Killyclogher boss Eoghan Bradley has insisted that a big league win over Omagh will have no bearing on the derby championship clash of the teams later in the season.
The St Mary’s made the short trip to O’Neills Healy Park and inflicted a heavy nine-point defeat on their neighbours, with All-Ireland winning Tyrone U20 star Gavin Potter grabbing both goals.
But Bradley is expecting a stiffer challenge in the cut and thrust of straight knock-out O’Neill Cup combat from an Omagh team that was without three key players due to injury – top-scorer Ronan O’Neill, Tyrone defender Aidan Clarke and former Allstar Conor Meyler.
“We have Omagh in the championship in eight or nine weeks time and it will be a completely different team they will have set up, and it will be a completely different game,” he said.

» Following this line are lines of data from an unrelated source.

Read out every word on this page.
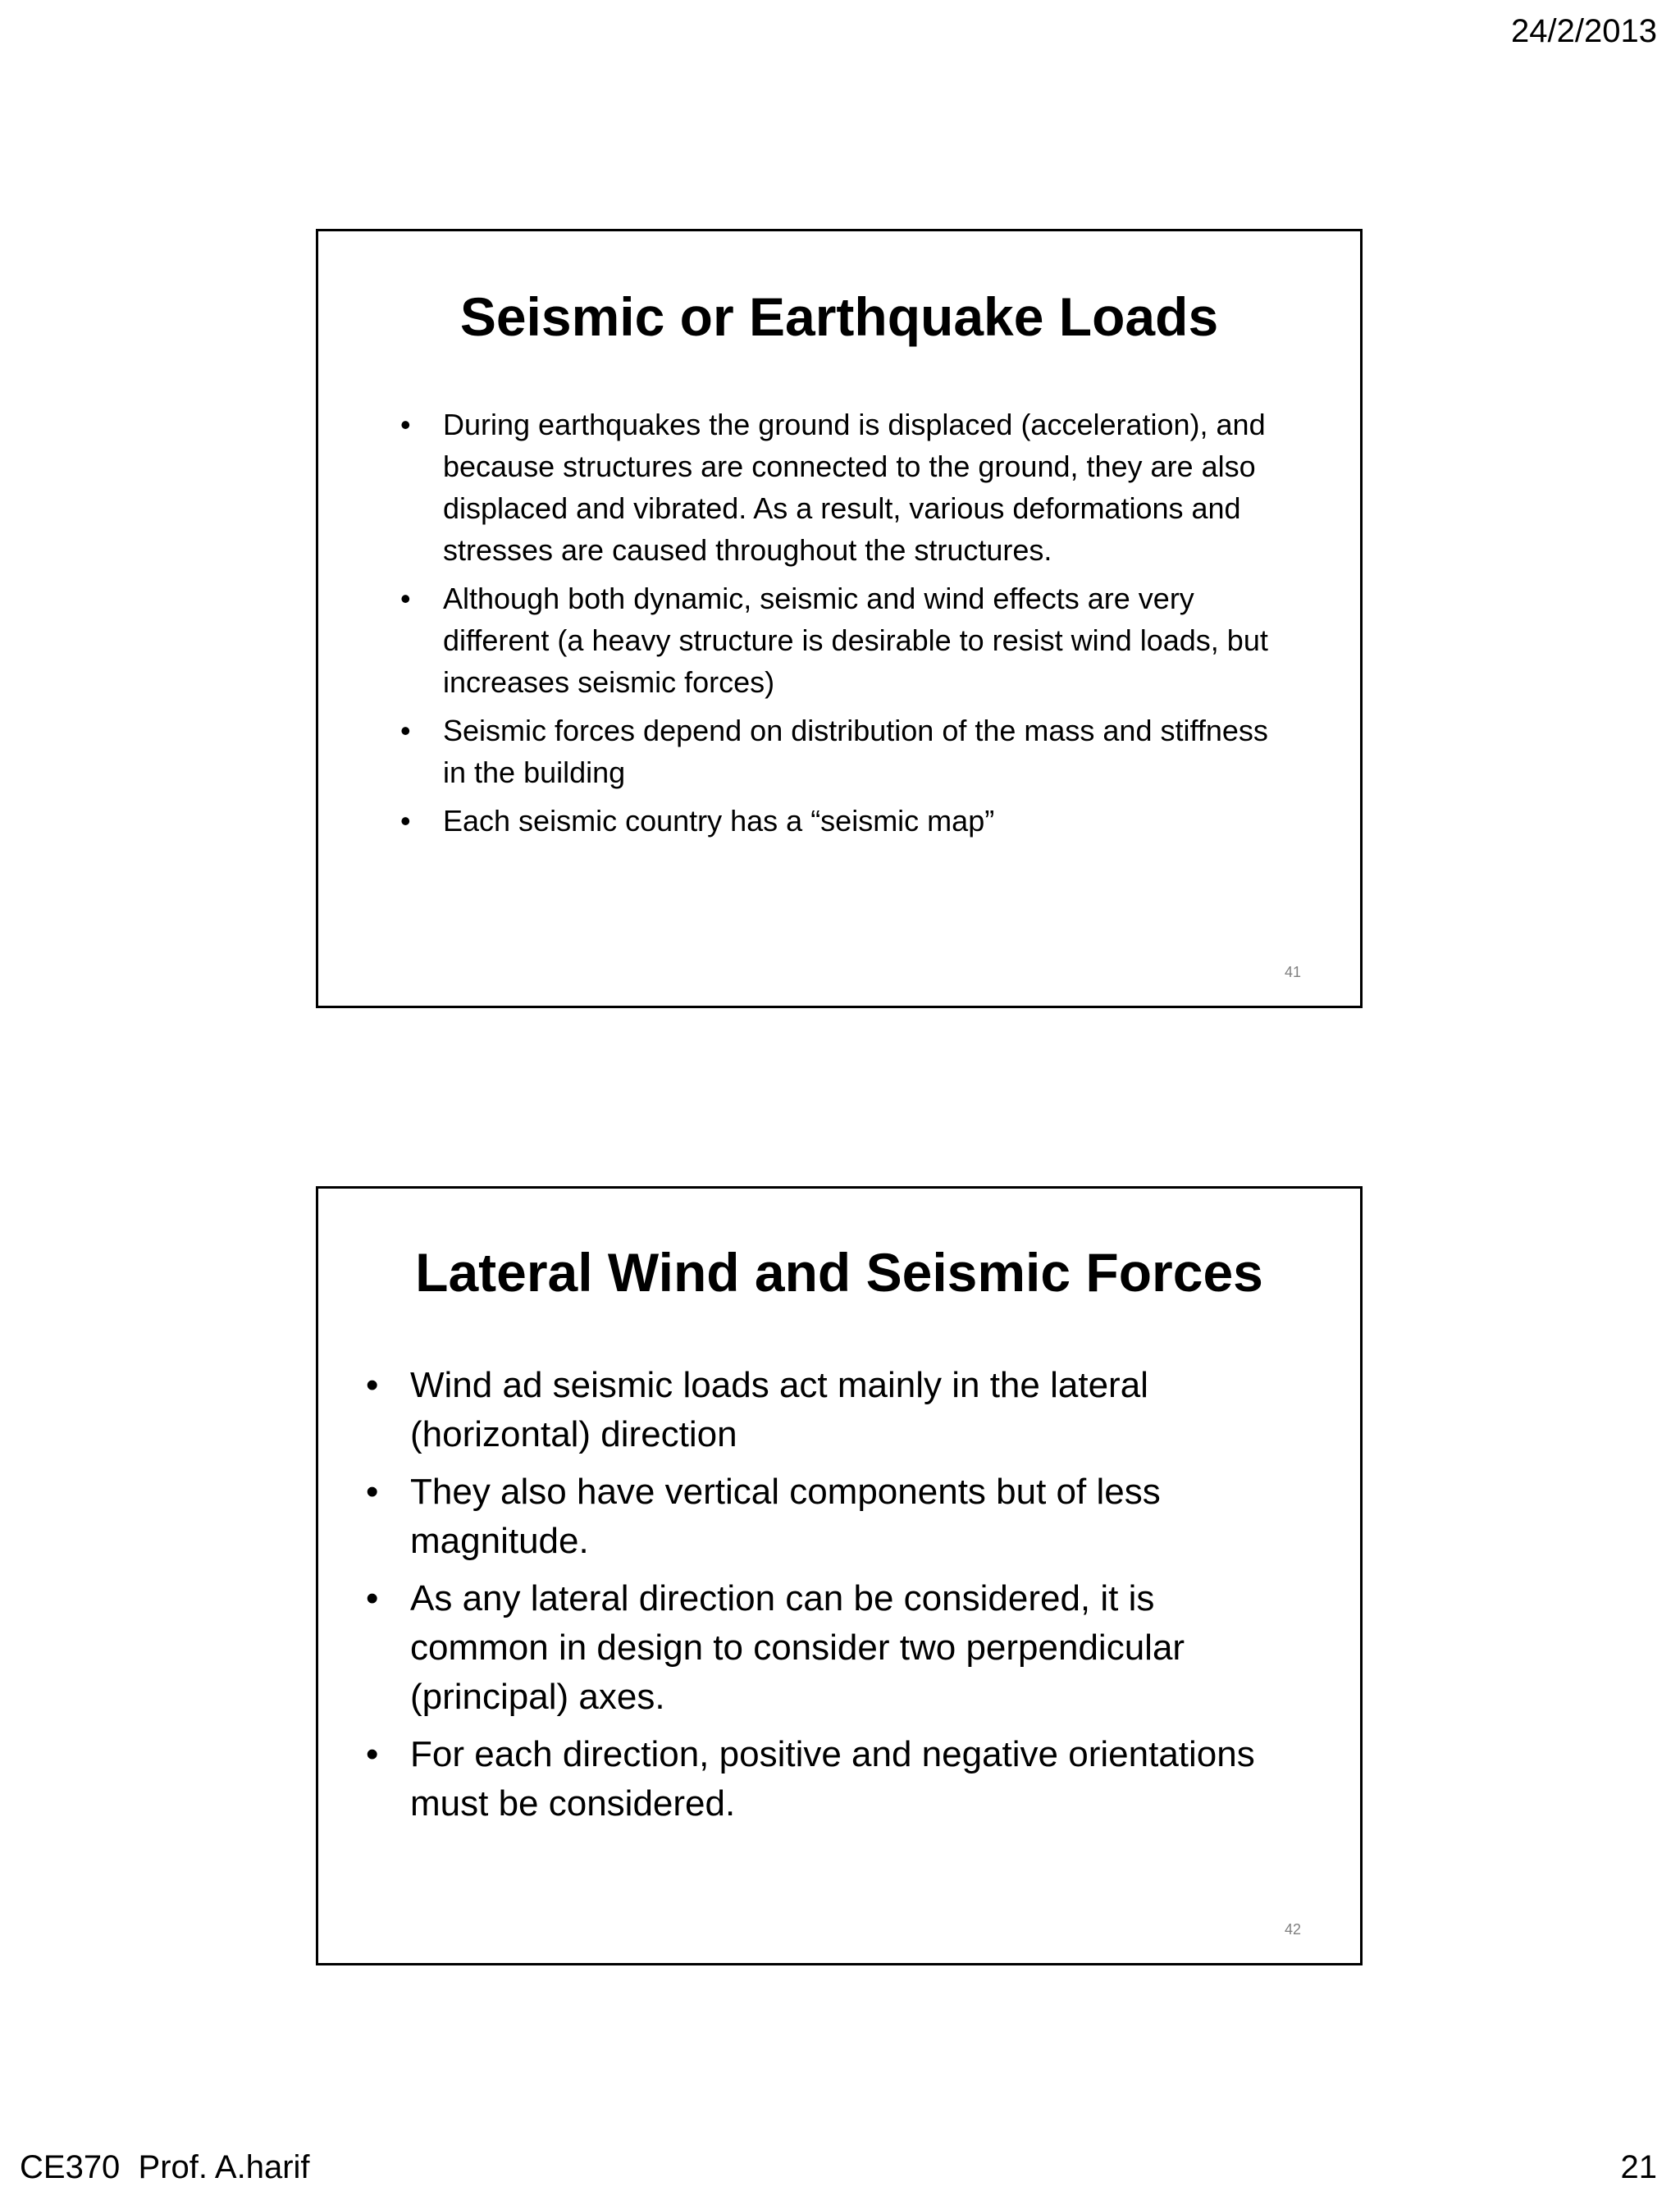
24/2/2013
Seismic or Earthquake Loads
• During earthquakes the ground is displaced (acceleration), and because structures are connected to the ground, they are also displaced and vibrated. As a result, various deformations and stresses are caused throughout the structures.
• Although both dynamic, seismic and wind effects are very different (a heavy structure is desirable to resist wind loads, but increases seismic forces)
• Seismic forces depend on distribution of the mass and stiffness in the building
• Each seismic country has a “seismic map”
41
Lateral Wind and Seismic Forces
• Wind ad seismic loads act mainly in the lateral (horizontal) direction
• They also have vertical components but of less magnitude.
• As any lateral direction can be considered, it is common in design to consider two perpendicular (principal) axes.
• For each direction, positive and negative orientations must be considered.
42
CE370  Prof. A.harif	21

“Omagh and Killyclogher know each other inside out. We know all the players. This was just about getting two league points and getting to the break.”
Former Tyrone players Mark Bradley, Tiernan McCann and Conal McCann are central to Killyclogher’s bid for a first championship title since 2016, but others who have also been in the Red Hand set-up – Matthew Murnaghan and Nathan Donnelly – are currently abroad and unavailable.

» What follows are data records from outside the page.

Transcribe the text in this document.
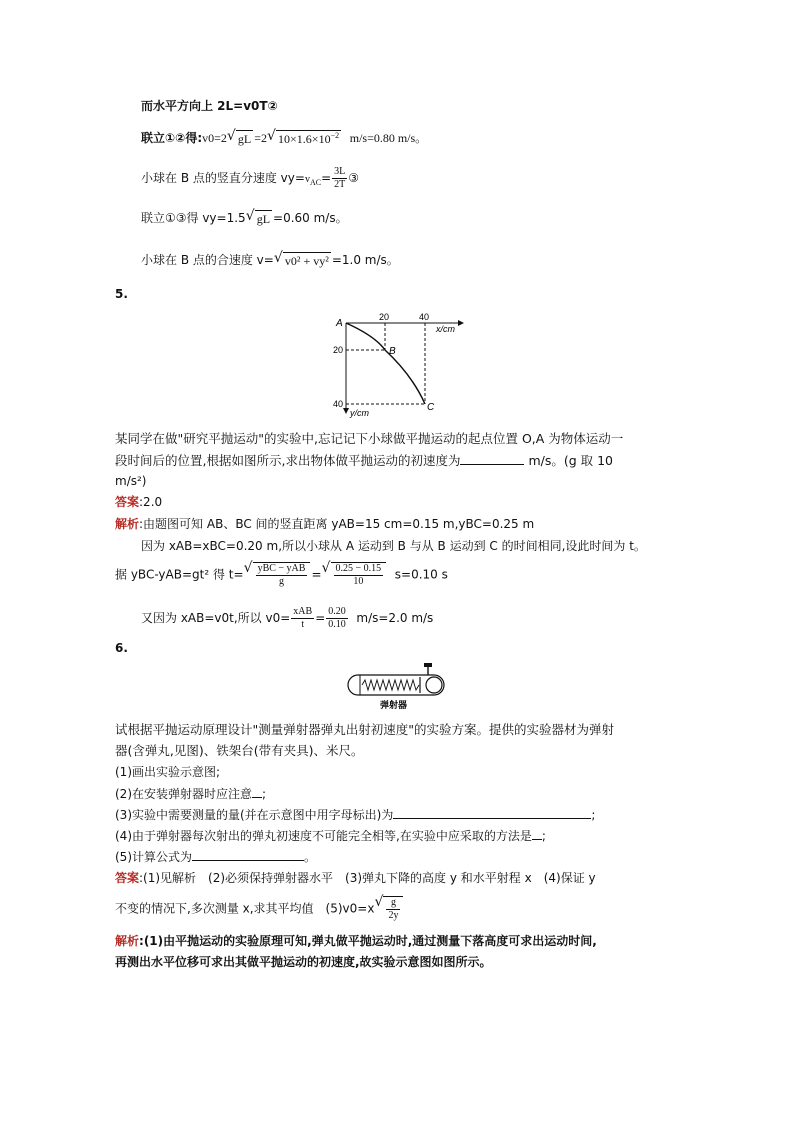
而水平方向上 2L=v0T②
联立①②得:v0=2 √ gL =2 √ $10\times 1.6\times 10^{-2}$ m/s=0.80 m/s。
小球在 B 点的竖直分速度 $vy=v_{AC}= \frac{3L}{2T}$ ③
联立①③得 vy=1.5 √ gL =0.60 m/s。
小球在 B 点的合速度 v= √ v0² + vy² =1.0 m/s。
5.
20	40
20
40
x/cm
y/cm
A
B
C
某同学在做"研究平抛运动"的实验中,忘记记下小球做平抛运动的起点位置 O,A 为物体运动一
段时间后的位置,根据如图所示,求出物体做平抛运动的初速度为	m/s。(g 取 10
m/s²)
答案:2.0
解析:由题图可知 AB、BC 间的竖直距离 yAB=15 cm=0.15 m,yBC=0.25 m
因为 xAB=xBC=0.20 m,所以小球从 A 运动到 B 与从 B 运动到 C 的时间相同,设此时间为 t。
据 yBC-yAB=gt² 得 t= √ $\frac{\text{yBC − yAB}}{g}$ = √ $\frac{0.25 - 0.15}{10} s=0.10$ s
又因为 xAB=v0t,所以 $v0= \frac{\text{xAB}}{t} = \frac{0.20}{0.10} m/s=2.0$ m/s
6.
弹射器
试根据平抛运动原理设计"测量弹射器弹丸出射初速度"的实验方案。提供的实验器材为弹射
器(含弹丸,见图)、铁架台(带有夹具)、米尺。
(1)画出实验示意图;
(2)在安装弹射器时应注意 ;
(3)实验中需要测量的量(并在示意图中用字母标出)为	;
(4)由于弹射器每次射出的弹丸初速度不可能完全相等,在实验中应采取的方法是 ;
(5)计算公式为	。
答案:(1)见解析　(2)必须保持弹射器水平　(3)弹丸下降的高度 y 和水平射程 x　(4)保证 y
不变的情况下,多次测量 x,求其平均值　(5)v0=x √ $\frac{g}{2y}$
解析:(1)由平抛运动的实验原理可知,弹丸做平抛运动时,通过测量下落高度可求出运动时间,
再测出水平位移可求出其做平抛运动的初速度,故实验示意图如图所示。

“Nathan Donnelly is in Australia, I’m not sure if he will be back or not. Ben Armstrong is in Australia as well, but other than that it’s just Mattie, who is in San Francisco.”
With a number of players jetting off on holidays in recent weeks, the early weeks of the new season have presented selection problems to the new manager.
But he has harnessed some of the club’s emerging young talent to make a promising start to the league campaign, with three wins and a draw from five outings placing them among the Division One table’s leading pack as the series halts for a fortnight.
“We have had a lot of men away, we have had the guts of nine men over the last three weeks on holidays, and different things happening.
“It’s just about getting boys back at this time of the year. With the schools finished, all the young lads are heading away on holidays, and we haven’t played a settled team yet.
“There were three new young lads who started who didn’t start last week, and there was five new lads last week, so it’s just a constant change.
“So we’re thankful for the two-week break, and hopefully that will be the holidays over and everybody back and committed again.”
Bradley gave more than 20 years service to Killyclogher as a player, but his last-minute appointment as manager was unplanned and something fo a surprise to the man himself.
He has committed himself to giving his all to the role, despite a heavy workload and constant demand elsewhere for the services of the highly rated strength and conditioning coach.
“It’s a different dynamic, but I’ve stood on the sideline a lot. I have been up with Mickey Moran in Slaughtneil for three years, I was with Dom Corrigan with loads of teams.
“But it’s different when you have to stand there and make decisions. It’s definitely a lot harder to be a manager than a player.
“At least out there you feel you have some control, but you have no control standing on the sideline.”